2. Why did these issues arise?
3. Can you ever fully anticipate every detail of the situation you will be working in?
4. What role does planning play in a responsive teaching approach?
5. After reading Chapter 19, do you need to modify your plans to address safety issues?
1. The biggest problem I had with my plan was to keep the students engaged and excited about the parts of the ‘lesson’ that were not games. I should have kept the ‘lecture’ short to match their attention spans.
2. These issues arose because 10,11,12 year olds don’t have the patience to sit in the floor and describe the good and bad features of 13 of their peers’ drawings.
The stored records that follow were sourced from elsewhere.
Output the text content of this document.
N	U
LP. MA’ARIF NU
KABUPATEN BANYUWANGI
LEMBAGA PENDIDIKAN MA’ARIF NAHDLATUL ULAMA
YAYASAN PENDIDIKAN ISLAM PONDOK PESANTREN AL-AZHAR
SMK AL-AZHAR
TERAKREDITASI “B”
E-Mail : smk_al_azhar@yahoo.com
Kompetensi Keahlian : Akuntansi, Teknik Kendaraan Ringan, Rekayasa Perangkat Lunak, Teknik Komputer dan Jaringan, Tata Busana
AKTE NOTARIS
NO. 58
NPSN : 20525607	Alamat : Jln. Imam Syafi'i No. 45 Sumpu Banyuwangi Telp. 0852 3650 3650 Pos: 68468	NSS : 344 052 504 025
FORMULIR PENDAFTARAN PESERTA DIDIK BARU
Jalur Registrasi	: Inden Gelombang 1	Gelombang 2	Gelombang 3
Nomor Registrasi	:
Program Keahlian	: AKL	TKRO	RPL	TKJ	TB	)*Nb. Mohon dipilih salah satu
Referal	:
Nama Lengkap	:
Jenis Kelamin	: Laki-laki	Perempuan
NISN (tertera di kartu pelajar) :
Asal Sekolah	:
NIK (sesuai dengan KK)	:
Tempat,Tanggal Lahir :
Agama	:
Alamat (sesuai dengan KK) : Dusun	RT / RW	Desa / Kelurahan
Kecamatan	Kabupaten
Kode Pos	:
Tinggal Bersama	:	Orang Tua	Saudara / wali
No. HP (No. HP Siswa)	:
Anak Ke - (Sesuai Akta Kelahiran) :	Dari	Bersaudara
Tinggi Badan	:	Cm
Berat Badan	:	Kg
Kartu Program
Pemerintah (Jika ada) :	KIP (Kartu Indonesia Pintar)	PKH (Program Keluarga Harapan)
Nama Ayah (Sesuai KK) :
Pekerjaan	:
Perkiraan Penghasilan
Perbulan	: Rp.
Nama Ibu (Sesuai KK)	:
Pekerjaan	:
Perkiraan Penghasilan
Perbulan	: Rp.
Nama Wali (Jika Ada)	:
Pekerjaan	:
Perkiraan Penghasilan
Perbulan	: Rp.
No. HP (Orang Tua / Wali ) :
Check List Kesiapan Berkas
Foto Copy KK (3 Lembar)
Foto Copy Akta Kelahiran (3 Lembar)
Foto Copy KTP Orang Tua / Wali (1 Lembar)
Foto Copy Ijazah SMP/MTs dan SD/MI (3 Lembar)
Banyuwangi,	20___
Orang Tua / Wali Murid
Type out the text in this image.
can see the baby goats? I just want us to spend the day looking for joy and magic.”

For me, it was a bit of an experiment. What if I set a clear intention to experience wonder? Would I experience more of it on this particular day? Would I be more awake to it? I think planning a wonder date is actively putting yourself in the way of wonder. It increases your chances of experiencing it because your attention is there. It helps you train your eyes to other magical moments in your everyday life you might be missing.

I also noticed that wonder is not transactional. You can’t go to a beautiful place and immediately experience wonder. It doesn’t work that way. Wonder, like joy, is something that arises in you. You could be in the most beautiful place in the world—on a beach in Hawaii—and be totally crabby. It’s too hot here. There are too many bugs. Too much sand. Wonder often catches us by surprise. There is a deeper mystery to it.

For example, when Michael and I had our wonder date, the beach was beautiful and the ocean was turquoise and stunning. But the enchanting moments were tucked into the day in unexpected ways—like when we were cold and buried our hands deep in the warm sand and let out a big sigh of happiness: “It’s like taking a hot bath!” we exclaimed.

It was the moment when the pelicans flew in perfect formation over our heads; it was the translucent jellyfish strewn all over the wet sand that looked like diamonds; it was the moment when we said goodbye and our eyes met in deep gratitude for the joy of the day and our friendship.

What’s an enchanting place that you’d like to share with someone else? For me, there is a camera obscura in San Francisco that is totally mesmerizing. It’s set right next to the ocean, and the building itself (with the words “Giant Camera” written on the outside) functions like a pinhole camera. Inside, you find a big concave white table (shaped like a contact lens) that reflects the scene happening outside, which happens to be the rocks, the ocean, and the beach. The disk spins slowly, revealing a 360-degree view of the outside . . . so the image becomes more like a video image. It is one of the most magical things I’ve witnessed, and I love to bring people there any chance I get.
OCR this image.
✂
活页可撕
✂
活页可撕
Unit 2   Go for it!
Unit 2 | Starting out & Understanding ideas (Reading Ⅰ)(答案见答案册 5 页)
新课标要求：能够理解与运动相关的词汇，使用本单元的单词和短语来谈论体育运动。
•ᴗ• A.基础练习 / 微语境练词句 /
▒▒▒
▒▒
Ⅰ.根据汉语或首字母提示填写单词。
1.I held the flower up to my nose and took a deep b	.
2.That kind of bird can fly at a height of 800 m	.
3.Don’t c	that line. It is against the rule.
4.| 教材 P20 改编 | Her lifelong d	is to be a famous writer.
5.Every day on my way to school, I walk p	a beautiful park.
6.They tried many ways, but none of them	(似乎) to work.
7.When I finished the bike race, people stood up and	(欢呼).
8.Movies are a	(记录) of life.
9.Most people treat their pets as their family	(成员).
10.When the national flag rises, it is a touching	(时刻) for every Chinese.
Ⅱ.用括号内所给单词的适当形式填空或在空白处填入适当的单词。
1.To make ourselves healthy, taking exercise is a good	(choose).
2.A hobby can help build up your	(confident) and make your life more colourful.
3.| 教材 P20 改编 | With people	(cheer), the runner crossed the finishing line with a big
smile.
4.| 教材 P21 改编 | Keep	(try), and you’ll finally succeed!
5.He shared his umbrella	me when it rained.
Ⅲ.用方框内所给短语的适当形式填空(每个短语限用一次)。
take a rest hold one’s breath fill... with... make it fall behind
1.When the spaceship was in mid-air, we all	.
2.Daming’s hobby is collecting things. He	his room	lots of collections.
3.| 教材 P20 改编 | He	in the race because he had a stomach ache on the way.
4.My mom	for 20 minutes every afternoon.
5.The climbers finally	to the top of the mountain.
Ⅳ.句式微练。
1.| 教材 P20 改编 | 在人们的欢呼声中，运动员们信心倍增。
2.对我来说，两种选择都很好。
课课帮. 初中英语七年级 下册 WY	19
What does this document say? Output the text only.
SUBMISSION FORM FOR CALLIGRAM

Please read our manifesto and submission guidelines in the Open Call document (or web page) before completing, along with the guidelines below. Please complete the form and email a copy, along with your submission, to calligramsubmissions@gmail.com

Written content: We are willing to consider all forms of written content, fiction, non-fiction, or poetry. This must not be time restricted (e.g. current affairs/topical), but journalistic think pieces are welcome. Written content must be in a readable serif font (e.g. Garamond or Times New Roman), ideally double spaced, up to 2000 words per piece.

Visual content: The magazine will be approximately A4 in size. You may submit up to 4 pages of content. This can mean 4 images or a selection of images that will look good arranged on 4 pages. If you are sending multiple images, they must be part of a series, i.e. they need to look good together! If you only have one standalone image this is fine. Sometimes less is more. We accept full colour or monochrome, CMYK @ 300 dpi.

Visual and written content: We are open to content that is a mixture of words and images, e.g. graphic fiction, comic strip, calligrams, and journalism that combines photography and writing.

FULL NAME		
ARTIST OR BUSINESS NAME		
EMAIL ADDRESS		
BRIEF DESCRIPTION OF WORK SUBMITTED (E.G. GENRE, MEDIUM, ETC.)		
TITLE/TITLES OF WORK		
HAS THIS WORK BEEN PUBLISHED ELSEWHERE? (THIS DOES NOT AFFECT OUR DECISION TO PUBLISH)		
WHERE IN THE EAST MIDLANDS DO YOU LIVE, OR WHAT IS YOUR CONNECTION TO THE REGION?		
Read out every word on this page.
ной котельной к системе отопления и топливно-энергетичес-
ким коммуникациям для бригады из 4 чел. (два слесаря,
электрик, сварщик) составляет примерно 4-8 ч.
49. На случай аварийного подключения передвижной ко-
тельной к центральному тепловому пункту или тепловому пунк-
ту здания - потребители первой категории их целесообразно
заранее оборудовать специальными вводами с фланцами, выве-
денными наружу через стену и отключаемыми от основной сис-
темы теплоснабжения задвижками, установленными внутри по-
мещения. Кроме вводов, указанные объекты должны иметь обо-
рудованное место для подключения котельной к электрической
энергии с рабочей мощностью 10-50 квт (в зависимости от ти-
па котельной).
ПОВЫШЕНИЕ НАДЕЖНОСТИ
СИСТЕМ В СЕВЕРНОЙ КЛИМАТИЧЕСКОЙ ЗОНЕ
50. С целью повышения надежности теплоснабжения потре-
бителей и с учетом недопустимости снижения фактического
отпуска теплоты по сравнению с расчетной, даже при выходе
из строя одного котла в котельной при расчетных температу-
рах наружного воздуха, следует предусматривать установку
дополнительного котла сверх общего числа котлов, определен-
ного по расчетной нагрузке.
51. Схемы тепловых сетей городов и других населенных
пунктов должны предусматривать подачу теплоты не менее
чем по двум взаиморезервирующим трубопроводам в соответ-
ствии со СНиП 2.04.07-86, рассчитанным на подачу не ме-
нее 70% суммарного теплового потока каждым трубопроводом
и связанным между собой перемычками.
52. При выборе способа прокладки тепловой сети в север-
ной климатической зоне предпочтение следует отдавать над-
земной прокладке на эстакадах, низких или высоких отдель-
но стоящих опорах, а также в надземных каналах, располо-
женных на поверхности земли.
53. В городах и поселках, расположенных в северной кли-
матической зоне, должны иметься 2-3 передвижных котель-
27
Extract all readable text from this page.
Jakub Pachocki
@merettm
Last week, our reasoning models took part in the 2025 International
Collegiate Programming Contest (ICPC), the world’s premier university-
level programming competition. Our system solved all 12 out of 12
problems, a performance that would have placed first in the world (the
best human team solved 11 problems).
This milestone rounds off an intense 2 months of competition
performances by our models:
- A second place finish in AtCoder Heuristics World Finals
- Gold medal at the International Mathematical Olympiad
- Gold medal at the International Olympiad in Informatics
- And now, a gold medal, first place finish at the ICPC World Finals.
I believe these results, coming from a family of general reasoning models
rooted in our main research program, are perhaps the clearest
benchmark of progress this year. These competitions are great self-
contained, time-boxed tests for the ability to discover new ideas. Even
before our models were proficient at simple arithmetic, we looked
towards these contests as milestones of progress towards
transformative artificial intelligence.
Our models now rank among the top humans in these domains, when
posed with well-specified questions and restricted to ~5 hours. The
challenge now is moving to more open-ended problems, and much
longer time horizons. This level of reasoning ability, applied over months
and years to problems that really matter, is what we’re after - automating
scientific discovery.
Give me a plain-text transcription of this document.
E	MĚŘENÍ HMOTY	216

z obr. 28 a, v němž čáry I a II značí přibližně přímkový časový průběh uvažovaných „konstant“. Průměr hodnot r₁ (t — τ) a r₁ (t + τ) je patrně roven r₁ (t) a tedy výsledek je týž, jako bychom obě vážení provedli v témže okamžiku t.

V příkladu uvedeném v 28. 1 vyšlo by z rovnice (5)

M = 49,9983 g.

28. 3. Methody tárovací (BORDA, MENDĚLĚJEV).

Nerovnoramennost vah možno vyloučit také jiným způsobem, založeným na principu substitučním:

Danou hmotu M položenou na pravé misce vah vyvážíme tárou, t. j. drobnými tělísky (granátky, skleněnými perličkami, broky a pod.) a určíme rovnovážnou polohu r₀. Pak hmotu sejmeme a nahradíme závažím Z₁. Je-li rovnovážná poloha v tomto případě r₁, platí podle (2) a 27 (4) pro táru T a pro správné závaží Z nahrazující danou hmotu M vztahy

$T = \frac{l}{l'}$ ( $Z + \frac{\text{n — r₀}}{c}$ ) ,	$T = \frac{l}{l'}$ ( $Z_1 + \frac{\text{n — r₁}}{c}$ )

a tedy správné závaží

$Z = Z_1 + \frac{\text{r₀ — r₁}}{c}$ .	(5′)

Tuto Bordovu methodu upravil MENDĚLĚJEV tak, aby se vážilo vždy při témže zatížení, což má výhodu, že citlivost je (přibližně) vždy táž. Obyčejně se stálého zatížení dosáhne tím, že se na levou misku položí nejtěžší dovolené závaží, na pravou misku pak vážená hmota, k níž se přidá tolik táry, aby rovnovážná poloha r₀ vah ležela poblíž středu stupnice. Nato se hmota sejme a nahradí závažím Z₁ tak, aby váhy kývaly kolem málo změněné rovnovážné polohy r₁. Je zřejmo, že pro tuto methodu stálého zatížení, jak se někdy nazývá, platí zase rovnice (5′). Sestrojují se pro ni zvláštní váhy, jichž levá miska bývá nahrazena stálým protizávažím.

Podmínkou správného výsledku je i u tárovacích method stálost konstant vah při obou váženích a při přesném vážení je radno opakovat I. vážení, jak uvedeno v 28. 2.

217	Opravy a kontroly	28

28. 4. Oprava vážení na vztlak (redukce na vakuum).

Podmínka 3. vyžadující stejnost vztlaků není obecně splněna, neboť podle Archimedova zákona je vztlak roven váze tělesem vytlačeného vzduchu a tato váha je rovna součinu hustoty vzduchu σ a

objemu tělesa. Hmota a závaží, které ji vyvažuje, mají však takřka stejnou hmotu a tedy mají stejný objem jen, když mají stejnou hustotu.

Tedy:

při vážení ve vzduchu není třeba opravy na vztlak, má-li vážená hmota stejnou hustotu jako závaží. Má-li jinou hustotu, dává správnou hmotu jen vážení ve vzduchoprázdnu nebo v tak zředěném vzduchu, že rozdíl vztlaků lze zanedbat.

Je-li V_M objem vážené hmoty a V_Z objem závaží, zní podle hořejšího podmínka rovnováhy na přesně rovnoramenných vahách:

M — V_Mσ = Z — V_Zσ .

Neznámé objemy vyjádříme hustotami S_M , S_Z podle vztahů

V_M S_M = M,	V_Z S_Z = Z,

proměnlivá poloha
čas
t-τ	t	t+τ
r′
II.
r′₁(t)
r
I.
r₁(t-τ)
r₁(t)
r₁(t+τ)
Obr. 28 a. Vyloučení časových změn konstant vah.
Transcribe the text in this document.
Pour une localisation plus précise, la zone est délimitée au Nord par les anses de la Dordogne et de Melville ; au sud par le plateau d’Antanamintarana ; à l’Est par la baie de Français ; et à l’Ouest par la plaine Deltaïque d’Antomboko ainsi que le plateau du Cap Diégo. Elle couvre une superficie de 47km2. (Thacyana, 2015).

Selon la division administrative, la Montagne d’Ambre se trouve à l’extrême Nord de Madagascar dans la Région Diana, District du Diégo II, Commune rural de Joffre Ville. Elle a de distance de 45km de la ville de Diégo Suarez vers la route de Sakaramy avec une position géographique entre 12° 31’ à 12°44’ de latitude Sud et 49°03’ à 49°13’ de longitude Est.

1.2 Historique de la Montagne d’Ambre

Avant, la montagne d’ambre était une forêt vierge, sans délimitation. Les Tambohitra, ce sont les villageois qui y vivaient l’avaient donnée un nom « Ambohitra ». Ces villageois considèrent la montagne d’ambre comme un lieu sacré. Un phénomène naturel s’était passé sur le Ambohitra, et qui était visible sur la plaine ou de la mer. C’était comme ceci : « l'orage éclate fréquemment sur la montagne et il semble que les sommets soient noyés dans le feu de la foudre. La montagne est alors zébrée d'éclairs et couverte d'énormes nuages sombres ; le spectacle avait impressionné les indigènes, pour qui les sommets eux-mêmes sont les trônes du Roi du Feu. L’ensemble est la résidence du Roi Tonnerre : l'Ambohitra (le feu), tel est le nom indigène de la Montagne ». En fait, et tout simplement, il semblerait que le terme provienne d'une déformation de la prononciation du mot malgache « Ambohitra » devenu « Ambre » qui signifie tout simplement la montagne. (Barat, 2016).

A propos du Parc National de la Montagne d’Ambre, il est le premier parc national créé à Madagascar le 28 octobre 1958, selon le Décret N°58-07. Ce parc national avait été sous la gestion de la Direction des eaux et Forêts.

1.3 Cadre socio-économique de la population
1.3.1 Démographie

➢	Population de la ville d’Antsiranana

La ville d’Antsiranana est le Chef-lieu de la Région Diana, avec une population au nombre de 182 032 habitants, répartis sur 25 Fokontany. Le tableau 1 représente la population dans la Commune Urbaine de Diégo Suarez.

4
3. Fully anticipation is unreal. There are far too many variables in real life to be prepared for every possibility. However, thematic reactions to a situation can be anticipated.
4. Planning is essential in any teaching environment. Without a general plan there would be no guarantees about what topics are discussed and what the students are actually subjected to. Although it may be beneficial to deviate from the plan once and a while in order to facilitate the students’ own initiative, walking into a teaching situation without a proposed outcome or intended process can lead, quickly, to pandemonium.
5. I believe my plans were totally safe. There was no serious risk of physical injury, as for emotional injury, my activities were not embarrassing in nature or beyond the children’s grasp developmentally.